Recipe to keeping MLK's dream alive takes some mixing and some stirring

features@beaufortgazette.comJanuary 14, 2014 


Martin Luther King Jr.

RIC THORNTON — Submitted photo

St. Helena High School's Class of 1967 went on its senior trip to Tennessee and visited the Lookout Mountains and Ruby Falls. They also went to Atlanta, where they went to see the Braves play -- the marquee outside the stadium even identified the class as guests.

We were still in the days of segregation back then, but we visited all the places that made Atlanta the city of progress -- the city where African-Americans were striving to make things better.
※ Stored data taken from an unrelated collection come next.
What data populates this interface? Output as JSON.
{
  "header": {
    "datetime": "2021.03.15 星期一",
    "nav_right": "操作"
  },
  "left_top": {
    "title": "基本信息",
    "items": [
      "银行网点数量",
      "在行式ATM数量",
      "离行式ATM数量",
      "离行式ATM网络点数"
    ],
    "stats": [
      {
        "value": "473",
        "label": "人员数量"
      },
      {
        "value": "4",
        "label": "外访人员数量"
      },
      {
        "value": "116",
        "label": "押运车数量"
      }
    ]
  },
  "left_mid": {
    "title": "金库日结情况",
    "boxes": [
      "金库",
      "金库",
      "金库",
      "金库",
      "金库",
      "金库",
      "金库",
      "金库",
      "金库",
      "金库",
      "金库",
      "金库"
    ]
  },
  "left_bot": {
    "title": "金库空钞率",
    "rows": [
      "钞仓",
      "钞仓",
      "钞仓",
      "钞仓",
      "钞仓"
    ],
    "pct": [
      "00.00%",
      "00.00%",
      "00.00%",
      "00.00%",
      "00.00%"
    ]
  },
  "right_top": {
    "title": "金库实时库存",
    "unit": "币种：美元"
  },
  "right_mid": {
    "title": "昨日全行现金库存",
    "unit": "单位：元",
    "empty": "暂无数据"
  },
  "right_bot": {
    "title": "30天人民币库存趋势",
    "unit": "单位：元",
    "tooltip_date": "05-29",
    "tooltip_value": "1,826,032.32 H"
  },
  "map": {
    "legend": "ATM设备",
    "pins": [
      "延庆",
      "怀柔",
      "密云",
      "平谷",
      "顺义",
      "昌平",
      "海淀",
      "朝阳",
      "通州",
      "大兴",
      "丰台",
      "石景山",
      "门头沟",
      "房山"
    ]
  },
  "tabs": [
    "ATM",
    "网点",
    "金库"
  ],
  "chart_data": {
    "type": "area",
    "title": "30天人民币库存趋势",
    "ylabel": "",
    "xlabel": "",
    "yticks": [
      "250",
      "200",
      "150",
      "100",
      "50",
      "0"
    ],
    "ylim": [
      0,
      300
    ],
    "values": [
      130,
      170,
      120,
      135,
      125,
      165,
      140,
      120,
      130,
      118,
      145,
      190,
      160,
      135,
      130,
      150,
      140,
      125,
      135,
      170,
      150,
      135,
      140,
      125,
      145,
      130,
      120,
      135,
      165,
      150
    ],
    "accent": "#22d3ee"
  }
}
We went to Ebenezer Baptist Church for our Sunday morning services. When we found out that Dr. Martin Luther King Jr. would not only be there that morning, but he was scheduled to preach, the excitement was high. We could not believe we were going to get to see this well-known man. The Class of 1967 can say they saw him and heard him. We remember some of his words even though it as been more than 40 years ago.

The hours King spent at Penn Center planning, the days of marching, the "I Have A Dream" speech, there were all important steps toward making this world a better place.

This past Jan. 11 marked the 12th year of the Martin Luther King Jr. Unity Breakfast in Beaufort, sponsored by Xi Gamma Lambda Chapter of Alpha Phi Alpha Fraternity (King was an Alpha). The breakfast always has a speaker and each year the fraternity honors people who have done work to keep the dream alive.

The event serves as a call to giving and a call for people to continue King's work -- lest they fall into old habits. It begins with an evaluation of one's self. If a difference is to be made, it begins with one individual wanting to join hands to do so.

Every item on the menu required stirring and mixing, a perfect metaphor for the stirring and mixing required from society so that King's light does not grow dim.

The celebration of King is marked by Monday's holiday. Since the founding of Alpha Phi Alpha Fraternity, these strong men have been the voice and vision to the struggle of African-Americans and people of color around the world.


"Hominy grits are a Southern institution. The process of making hominy grits begins when corn kernels, dried on the cob are removed by soaking the cobs in a special solution to soften the kernels. Next the kernels are hulled and degermed using friction and dried. The coarse whitish grains we enjoy as grits are then ground from hominy."

-- "Southern Homecoming Traditions, Recipes and Remembrances," by Carolyn Quick Tillery (2006)

1 cup grits

4 cups cold water

1/2 teaspoon salt

Mix grits in water and place on moderate heat; add salt. Cook and stir for 10 minutes, turn on low heat and allow to cook for 15-30 minutes, stirring often.

Source: Ervena Faulkner's personal files


Desired number of eggs


Salt, to taste

Pepper, to taste

Butter or vegetable oil

Beat eggs slight to mix yolk and white. Add a little milk, salt and pepper. Turn into a frying pan in which butter or cooking oil has been added to grease it thoroughly. Cook slowly, stirring until thickened, scraping from the bottom of pan so that eggs are evenly cooked. Serve immediately.

Source: Ervena Faulkner's personal files


2 cups flour

4 teaspoons baking powder

1/2 teaspoon salt

2 tablespoons shortening

About 3/4 cup milk

Preheat oven to 450 degrees. Mix and sift the flour, baking powder and salt, and work in the shortening with the finger tips or a pastry blender. Add milk to make a dough as soft as can be handled. The exact amount will depend on the capacity of the flour to absorb liquid. Turn the dough on a floured board, pat it out and roll to 3/4-inch in thickness. Handle as little as possible. Cut with a floured biscuit cutter and place on a greased baking sheet. Bake for 15-20 minutes.